Proponents of the bill said this latest study, conducted by the Center for Health Outcomes and Policy Research and the University of Pennsylvania School of Nursing, gives credence to the proposed legislation.

“This independent scientific study shows that setting a quality standard for nurse staffing in hospitals is in the public’s interest,” Linda H. Aiken, PhD, RN, the founding director of the Center for Health Outcomes and Policy research, a Penn professor, and the study’s co-author, said in a public statement. “And there are plenty of nurses to take good jobs in hospitals with the nation’s nursing schools producing an all-time high of over 180,000 new nurses every year.” 

The study uncovered significant variation in nurse staffing ratios across the state, the authors continued. The assessment of 87 hospitals and 210,000 hospitalized patients showed some hospitals maintain an average nurse staffing ratio of 5.4 patients per nurse; for others, the ratio is as large as 7.6 patients per nurse.

These larger nurse staffing ratios, and the variation across the state, can result in adverse patient safety events and higher hospital costs due to longer hospital stays, the study authors pointed out in support of HB 2604.

“The pending legislation would improve nurse staffing in Illinois hospitals, and likely save lives and avoid longer and more costly hospital stays,” Karen Lasater, PhD, RN, an assistant professor and researcher at Penn, and the study’s lead author, said in the press release.

All said, the study estimated the proposed legislation could save lives and cut costs annually. If nurse staffing ratios were set and enforced at four patients per nurse, Illinois hospitals would see 1,595 fewer patient deaths and more than $117 million in cost savings annually. Those figures are among Medicare patients alone, the researchers pointed out.
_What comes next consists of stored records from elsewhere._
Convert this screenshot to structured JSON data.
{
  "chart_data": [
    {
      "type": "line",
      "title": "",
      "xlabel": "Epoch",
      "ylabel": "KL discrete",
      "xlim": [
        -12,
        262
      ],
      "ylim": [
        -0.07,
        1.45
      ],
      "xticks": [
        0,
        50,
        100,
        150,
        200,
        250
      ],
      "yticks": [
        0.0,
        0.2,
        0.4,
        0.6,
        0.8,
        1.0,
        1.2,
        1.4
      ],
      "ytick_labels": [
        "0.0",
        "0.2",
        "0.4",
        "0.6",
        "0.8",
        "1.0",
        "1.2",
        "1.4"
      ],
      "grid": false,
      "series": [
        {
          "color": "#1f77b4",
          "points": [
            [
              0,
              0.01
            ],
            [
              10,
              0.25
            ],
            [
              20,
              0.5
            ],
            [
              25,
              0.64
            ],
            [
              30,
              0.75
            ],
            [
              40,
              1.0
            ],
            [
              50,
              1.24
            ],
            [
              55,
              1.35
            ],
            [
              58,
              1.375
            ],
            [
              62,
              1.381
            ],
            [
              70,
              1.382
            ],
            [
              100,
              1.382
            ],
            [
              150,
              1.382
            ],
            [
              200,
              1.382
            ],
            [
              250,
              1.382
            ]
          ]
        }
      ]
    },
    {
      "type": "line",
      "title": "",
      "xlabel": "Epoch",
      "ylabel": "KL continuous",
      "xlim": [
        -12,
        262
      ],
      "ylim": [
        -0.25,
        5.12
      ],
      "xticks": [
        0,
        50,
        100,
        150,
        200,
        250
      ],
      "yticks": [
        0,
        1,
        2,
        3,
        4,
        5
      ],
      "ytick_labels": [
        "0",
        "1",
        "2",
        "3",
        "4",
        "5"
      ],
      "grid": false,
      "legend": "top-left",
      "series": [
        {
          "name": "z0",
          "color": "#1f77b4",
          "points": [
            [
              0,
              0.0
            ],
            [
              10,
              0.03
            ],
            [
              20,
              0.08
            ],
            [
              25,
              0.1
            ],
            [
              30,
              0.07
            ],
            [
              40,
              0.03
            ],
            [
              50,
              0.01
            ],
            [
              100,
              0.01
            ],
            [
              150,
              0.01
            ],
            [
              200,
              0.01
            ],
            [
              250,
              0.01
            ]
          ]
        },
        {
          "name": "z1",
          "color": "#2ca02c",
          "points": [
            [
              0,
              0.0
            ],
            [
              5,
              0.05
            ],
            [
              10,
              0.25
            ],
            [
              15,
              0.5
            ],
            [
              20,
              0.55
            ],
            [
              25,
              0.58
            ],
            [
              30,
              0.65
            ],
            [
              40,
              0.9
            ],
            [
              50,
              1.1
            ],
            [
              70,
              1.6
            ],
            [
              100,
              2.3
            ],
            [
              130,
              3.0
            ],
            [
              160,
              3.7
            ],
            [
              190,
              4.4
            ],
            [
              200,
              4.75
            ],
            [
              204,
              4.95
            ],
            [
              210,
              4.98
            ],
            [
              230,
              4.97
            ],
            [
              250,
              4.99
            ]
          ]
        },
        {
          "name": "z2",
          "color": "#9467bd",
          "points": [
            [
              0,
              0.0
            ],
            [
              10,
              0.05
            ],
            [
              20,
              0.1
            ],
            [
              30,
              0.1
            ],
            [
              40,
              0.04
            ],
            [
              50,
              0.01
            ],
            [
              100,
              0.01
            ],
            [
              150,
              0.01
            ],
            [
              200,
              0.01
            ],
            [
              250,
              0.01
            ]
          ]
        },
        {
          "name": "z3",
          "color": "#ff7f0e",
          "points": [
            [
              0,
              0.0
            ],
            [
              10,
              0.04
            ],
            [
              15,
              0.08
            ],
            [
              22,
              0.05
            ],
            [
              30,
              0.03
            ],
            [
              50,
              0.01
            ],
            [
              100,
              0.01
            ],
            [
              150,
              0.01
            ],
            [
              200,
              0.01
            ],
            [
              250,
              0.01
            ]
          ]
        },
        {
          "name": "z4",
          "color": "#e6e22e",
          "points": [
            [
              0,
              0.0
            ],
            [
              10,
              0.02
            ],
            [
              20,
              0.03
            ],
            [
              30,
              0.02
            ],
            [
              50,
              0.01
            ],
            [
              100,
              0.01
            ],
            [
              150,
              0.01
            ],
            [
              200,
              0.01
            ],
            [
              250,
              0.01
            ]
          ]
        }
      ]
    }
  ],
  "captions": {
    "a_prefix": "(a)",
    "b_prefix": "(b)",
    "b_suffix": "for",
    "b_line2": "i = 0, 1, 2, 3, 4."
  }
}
Legislation mandating minimum nurse staffing ratios does garner public support, with a 2020 Harris Poll showing that 91 percent of the public can get behind this kind of legislation.

But the pandemic has changed the face of clinician staffing. Previous to the COVID-19 outbreak, the primary argument against nurse staffing ratios was the cost of hiring more nurses and whether organizations could effectively recruit enough nurses to support those ratios.

The Great Resignation has hit healthcare, with nurse staffing turnover particularly high. In October, NSI Nursing Solutions, Inc., reported that nurse staffing turnover was at an all-time high of 2.8 percent, causing the overall turnover rate to rise to 18.7 percent. In total, that nurse staffing turnover is costing healthcare $6.5 million annually and it poses a risk to patient safety.

Those patient safety complications do corroborate the Penn Nursing study, suggesting that more nurses could improve patient safety. However, given the current climate of clinician, and particularly nurse staffing shortages, it could be difficult for healthcare organizations to actually fulfill a minimum standard for nurse staffing ratios.